Prosecution Officers. x x x.
Any increase after the approval of this Act in the salaries, allowances or
retirement benefits or any upgrading of the grades or levels thereof of any or all
of the Justices or Judges referred to herein to whom said emoluments are
assimilated shall apply to the corresponding prosecutors.
Lastly, and most importantly, by explicit fiat of R.A. No. 10071, members of the
National Prosecution Service have been granted the retirement benefits under
R.A. No. 910, to wit:
Section 25. Applicability. - All benefits heretofore extended under Republic Act
No. 910, as amended, and all other benefits that may be extended by the way of
amendment thereto shall likewise be given to the prosecutors covered by this
Act.
Hence, from the time of the effectivity of R.A. No. 10071, respondent should be
entitled to receive retirement benefits granted under R.A. No. 910.
Consequently, GSIS should compute respondents retirement benefits from the
time the same were withheld until April 7, 2010 in accordance with P.D. No.
1146; and his retirement benefits from April 8, 2010 onwards in accordance with
R.A. No. 910.
A final note. The Court is dismayed at the cavalier manner in which GSIS
handled respondents claims, keeping respondent in the dark as to the real status
of his retirement benefits for so long. That the agency tasked with administering
the benefits of retired government employees could so unreasonably treat one of
its beneficiaries, one who faithfully served our people for over 40 years, is
appalling. It is well to remind GSIS of its mandate to promote the efficiency and
welfare of the employees of our government, and to perform its tasks not only
with competence and proficiency but with genuine compassion and concern.

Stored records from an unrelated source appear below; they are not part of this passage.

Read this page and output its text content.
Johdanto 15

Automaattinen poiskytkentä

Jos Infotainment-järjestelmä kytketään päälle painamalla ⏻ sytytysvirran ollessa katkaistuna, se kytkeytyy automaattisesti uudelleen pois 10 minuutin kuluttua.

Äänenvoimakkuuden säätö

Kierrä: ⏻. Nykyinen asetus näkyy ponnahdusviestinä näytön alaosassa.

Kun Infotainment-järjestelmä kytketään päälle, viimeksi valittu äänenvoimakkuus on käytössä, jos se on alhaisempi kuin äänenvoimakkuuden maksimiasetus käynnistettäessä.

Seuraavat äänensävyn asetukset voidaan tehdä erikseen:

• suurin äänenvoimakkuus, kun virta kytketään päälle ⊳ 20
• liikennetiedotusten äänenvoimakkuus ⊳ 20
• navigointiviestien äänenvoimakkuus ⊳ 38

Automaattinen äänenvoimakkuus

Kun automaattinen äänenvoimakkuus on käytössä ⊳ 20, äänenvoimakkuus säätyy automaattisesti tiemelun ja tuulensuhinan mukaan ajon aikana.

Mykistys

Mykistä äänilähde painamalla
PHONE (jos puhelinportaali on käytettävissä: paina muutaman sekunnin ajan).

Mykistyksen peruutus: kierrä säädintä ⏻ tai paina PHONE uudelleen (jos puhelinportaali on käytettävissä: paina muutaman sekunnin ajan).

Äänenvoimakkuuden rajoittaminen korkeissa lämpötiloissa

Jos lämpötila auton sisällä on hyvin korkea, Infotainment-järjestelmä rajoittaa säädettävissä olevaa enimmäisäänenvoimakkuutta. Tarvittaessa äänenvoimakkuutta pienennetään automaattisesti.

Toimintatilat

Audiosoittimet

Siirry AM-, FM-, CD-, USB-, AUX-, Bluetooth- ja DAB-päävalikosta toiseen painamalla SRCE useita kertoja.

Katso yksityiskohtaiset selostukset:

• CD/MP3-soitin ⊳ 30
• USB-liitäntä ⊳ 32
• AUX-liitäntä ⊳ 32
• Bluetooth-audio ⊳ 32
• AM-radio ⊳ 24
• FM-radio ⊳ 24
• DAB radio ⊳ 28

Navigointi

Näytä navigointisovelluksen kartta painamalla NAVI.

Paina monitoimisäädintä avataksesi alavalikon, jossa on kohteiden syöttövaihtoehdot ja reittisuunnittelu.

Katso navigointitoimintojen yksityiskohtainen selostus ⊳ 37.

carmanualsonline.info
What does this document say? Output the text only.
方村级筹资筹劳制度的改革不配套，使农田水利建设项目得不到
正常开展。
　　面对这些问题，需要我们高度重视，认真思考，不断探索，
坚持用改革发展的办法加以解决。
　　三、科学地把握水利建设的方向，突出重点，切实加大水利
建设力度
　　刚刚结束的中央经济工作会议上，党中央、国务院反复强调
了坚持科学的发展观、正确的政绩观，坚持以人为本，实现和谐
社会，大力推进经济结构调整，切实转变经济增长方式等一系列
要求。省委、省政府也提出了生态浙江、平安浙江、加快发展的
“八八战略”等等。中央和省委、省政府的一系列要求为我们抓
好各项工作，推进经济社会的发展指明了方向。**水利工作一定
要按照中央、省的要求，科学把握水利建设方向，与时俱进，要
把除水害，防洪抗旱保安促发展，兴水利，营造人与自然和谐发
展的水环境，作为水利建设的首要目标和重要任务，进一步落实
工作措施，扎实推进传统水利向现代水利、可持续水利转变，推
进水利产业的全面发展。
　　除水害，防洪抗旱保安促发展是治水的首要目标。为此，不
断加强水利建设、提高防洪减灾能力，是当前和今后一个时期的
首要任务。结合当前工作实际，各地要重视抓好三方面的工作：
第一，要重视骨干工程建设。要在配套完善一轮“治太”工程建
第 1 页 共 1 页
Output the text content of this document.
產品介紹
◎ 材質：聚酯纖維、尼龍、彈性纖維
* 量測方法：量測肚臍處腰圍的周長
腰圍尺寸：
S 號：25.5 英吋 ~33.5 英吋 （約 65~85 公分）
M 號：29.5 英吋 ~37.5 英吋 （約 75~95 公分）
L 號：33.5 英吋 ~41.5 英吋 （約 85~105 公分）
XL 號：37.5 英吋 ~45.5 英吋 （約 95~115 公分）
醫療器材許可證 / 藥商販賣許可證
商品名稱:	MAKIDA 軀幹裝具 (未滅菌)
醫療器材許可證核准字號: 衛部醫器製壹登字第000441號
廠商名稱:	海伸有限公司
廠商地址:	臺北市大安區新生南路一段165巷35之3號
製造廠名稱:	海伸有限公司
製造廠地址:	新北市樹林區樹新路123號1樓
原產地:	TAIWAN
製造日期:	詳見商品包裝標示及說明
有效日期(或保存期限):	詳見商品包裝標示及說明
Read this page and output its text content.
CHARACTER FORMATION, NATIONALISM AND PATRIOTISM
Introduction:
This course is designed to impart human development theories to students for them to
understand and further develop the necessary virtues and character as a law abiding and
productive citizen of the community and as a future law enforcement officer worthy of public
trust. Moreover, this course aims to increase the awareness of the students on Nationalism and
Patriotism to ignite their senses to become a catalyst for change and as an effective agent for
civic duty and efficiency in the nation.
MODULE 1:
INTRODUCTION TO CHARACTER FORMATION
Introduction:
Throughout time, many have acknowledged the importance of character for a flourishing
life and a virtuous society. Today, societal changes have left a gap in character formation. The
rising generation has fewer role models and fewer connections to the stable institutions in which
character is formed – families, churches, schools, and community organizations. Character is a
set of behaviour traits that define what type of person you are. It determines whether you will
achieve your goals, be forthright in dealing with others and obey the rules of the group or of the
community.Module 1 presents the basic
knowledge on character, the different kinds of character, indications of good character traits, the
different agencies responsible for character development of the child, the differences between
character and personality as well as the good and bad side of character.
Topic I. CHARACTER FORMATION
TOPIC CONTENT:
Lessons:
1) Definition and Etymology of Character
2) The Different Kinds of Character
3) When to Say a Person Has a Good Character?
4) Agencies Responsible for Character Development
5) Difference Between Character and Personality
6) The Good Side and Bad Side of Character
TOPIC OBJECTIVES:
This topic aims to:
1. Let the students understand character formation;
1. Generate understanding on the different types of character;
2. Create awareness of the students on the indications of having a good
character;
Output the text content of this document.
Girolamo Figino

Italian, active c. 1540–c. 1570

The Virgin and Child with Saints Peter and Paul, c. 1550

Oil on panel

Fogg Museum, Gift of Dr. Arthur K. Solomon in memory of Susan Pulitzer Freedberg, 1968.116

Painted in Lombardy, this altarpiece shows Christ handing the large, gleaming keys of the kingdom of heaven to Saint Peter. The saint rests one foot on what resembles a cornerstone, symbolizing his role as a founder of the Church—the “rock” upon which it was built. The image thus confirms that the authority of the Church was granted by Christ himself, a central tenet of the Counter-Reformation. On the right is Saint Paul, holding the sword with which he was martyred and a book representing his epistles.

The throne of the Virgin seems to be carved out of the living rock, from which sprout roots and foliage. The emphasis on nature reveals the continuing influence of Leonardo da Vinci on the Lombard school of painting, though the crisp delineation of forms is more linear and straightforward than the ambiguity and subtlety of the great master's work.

WHEREFORE, the foregoing premises considered, the Decision dated October
28, 2008 and the Resolution dated February 18, 2009 of the Court of Appeals in
CA-G.R. SP No. 101811 are hereby AFFIRMED WITH MODIFICATION.
Government Service Insurance System is ORDERED to (1) pay respondents
retirement benefits in accordance with P.D. No. 1146, subject to deductions, if
any, computed from the time the same were withheld until April 7, 2010; and (2)
pay respondents retirement benefits in accordance with R.A. No. 910, computed
from April 8, 2010 onwards.
In order that respondent may not be further deprived of his monthly pension
benefits, this Decision is IMMEDIATELY EXECUTORY.